Take out your cell phone and hold it in your hands.
It weighs about 500 grams – the same as a premature or malnourished infant at the Baby Watoto care facility in Uganda, Africa.
It’s a visual that local resident Amanda Rauh often uses when speaking about Watoto, a holistic care program that assists orphaned children and vulnerable women.
Today, Rauh is leading a team of seven other women to the Baby Watoto care facility on a two-week trip.
There, the women will be assisting with the daily care of the children, including feeding, bathing, changing, doing laundry, rocking the babies to sleep and cuddling.
“The only skill required is to be able to snuggle,” says Rauh, a co-ordinator and team leader with Watoto.
“I believe the team will empathize towards the babies at first, but realize how lucky these babies are to be in the care of Watoto.”
This will be Rauh’s second visit to the location, but her first as an employee.
Following last year’s experience, she jumped at the chance to work for the company.
This time, the group will be bringing more than 20 suitcases full of supplies, and eight high chairs.

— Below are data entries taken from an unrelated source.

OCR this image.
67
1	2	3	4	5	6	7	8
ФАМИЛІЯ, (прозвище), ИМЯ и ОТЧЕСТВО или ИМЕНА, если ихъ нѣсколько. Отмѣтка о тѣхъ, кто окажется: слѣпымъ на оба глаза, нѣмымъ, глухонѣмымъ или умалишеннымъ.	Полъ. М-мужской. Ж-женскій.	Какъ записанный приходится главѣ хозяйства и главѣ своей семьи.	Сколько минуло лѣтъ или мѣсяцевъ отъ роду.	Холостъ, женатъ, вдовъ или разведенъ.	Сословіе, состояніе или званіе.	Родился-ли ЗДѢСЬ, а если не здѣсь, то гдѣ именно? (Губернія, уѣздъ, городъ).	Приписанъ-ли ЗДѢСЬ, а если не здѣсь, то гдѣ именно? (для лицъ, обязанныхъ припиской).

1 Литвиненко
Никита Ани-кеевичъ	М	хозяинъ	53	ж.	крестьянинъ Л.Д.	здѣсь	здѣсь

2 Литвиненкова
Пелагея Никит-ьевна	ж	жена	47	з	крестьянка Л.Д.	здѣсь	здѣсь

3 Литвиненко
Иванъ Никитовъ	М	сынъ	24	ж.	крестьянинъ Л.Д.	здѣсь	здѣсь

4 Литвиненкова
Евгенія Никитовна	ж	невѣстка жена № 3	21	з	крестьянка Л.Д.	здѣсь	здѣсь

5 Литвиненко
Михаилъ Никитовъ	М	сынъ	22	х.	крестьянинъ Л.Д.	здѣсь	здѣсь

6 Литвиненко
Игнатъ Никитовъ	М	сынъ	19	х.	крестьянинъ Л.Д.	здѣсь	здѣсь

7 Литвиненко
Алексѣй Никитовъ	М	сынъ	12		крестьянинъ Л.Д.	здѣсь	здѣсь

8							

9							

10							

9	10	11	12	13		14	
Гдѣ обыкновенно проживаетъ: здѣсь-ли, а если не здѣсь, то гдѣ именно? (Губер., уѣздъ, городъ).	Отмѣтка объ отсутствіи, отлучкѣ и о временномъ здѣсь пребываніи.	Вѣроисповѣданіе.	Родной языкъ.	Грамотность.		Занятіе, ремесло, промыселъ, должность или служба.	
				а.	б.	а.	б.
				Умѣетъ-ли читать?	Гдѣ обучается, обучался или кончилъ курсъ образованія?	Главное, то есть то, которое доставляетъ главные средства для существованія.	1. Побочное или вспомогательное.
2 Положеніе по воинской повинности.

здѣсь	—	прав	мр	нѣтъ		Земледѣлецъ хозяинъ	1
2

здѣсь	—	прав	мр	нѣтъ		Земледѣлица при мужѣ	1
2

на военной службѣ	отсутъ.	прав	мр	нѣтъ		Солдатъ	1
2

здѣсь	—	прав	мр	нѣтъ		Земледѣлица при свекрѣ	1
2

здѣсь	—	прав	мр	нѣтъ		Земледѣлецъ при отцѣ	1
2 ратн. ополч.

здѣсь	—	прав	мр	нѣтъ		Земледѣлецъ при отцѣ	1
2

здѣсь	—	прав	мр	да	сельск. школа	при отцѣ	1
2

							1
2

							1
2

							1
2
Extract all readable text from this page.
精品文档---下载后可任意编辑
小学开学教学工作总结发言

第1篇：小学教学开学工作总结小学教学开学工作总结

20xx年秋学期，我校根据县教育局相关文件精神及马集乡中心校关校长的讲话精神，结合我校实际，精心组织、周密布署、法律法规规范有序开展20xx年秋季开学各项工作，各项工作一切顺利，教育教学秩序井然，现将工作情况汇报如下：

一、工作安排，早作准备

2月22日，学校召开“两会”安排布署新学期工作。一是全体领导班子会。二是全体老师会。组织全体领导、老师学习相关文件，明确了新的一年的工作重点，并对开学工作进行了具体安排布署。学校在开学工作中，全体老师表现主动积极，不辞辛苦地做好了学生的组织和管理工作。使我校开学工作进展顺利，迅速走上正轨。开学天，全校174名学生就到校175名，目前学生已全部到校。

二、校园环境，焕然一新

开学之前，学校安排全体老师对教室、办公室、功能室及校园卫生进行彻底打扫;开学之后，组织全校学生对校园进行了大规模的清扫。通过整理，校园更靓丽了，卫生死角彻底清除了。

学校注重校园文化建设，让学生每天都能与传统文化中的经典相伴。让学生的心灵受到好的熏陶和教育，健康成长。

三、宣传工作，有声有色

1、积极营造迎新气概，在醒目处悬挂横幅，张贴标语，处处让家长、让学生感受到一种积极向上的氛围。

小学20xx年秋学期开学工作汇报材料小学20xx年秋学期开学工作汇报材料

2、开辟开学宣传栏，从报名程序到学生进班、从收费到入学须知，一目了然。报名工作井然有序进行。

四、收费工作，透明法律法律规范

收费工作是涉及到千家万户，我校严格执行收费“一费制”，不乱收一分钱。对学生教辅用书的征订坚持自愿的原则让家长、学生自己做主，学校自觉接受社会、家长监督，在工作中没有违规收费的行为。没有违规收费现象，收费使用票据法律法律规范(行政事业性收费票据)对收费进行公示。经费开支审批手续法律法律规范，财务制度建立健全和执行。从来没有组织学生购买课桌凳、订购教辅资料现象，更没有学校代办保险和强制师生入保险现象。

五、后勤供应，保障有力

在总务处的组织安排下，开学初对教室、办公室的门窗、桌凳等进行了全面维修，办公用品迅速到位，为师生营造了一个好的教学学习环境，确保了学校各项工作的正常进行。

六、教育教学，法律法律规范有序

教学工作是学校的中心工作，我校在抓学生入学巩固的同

The team will be working alongside Ugandan nationals and other international volunteers, caring for over 200 babies. Baby Watoto houses more than 2,000 children.
A significant number of the babies have either been abused, abandoned or born premature.
Many of them have been discarded, discovered with their hands and feet tied behind their back.
They’ve been found in toilets, dumpsters or abandoned on doorsteps.
“When you hear these stories, it makes you want to hug your own children and keep them that much closer,” says Rauh, a mother of three.
The children – who often arrive malnourished and in serious medical condition – are brought to Watoto by hospitals, police, child protection units, and good Samaritans.
Care is provided to the babies up to the age of two.
When they are older and physically able, they either graduate to a Watoto children’s village or are reunited with existing relatives.
The care centre at Watoto is constructed like a village, says Rauh, with eight orphaned children and one widowed mother living in each home.
The villages, which consist of nine houses, have access to hospitals and schools.
Many of the Ugandan women living at Watoto are HIV positive and go to the centre for counselling, and job and skills training.
They are encouraged by volunteers through ministry and prayer.
While Rauh was expecting to “go goo-goo over the babies,” she was inspired by the ability of the women to carry on with everything they’ve experienced.
She is looking forward to reconnecting with everyone to see how they’ve grown, and doing her part in changing the lives of those she hasn’t yet met.